Penn State's Michael Mann
You know the story by now. Last week, emails between climate scientists stored on servers at the University of East Anglia were stolen and displayed on a Russian FTP. Some of the emails involved prominent climate researcher Michael Mann, and it's his name that has been used in many of the news stories on the theft. Rush, Beck and other "noted" scientists are running Mann's name through the mud, and now he's fighting back. Mann gave an extensive interview with the DailyKos that clears up many of the questions raised by his emails.The interview begins with Mann explaining the use of the word "trick" which appeared in some of the emails. "Trick", he explains, is jargon for "a trick to solving this problem"--not something that implies deceit.

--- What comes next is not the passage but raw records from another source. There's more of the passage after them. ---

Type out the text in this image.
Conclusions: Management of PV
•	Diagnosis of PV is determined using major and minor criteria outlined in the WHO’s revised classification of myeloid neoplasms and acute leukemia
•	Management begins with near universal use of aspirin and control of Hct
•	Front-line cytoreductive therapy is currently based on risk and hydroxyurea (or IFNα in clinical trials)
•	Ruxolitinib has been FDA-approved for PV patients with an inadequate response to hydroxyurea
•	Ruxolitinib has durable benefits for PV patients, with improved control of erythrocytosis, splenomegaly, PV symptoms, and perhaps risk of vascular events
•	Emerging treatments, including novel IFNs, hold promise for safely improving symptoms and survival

Michael Mann: Phil Jones has publicly gone on record indicating that he was using the term "trick" in the sense often used by people, as in "bag of tricks", or "a trick to solving this problem ...", or "trick of the trade". In referring to our 1998 Nature article, he was pointing out simply the following: our proxy record ended in 1980 (when the proxy data set we were using terminates) so, it didn't include the warming of the past two decades. In our Nature article we therefore also showed the post-1980 instrumental data that was then available through 1995, so that the reconstruction could be viewed in the context of recent instrumental temperatures. The separate curves for the reconstructed temperature series and for the instrumental data were clearly labeled.
Mann was also attacked for implying that scientists should boycott journals that didn't agree with their scientific assessment of climate change. He explains:
MM: This comment was in response to a very specific incident regarding a paper by Soon and Baliunas published in the journal "Climate Research". An editor of the journal, with rather contrarian views on climate change, appeared to several of us to be gaming the system to let through papers that clearly did not meet the standards of quality for the journal. The chief editor (Hans von Storch), and half of the editorial board, resigned in protest of the publication of the paper, after the publisher refused to allow von Storch the opportunity to write an editorial about how the peer review process had failed in this instance.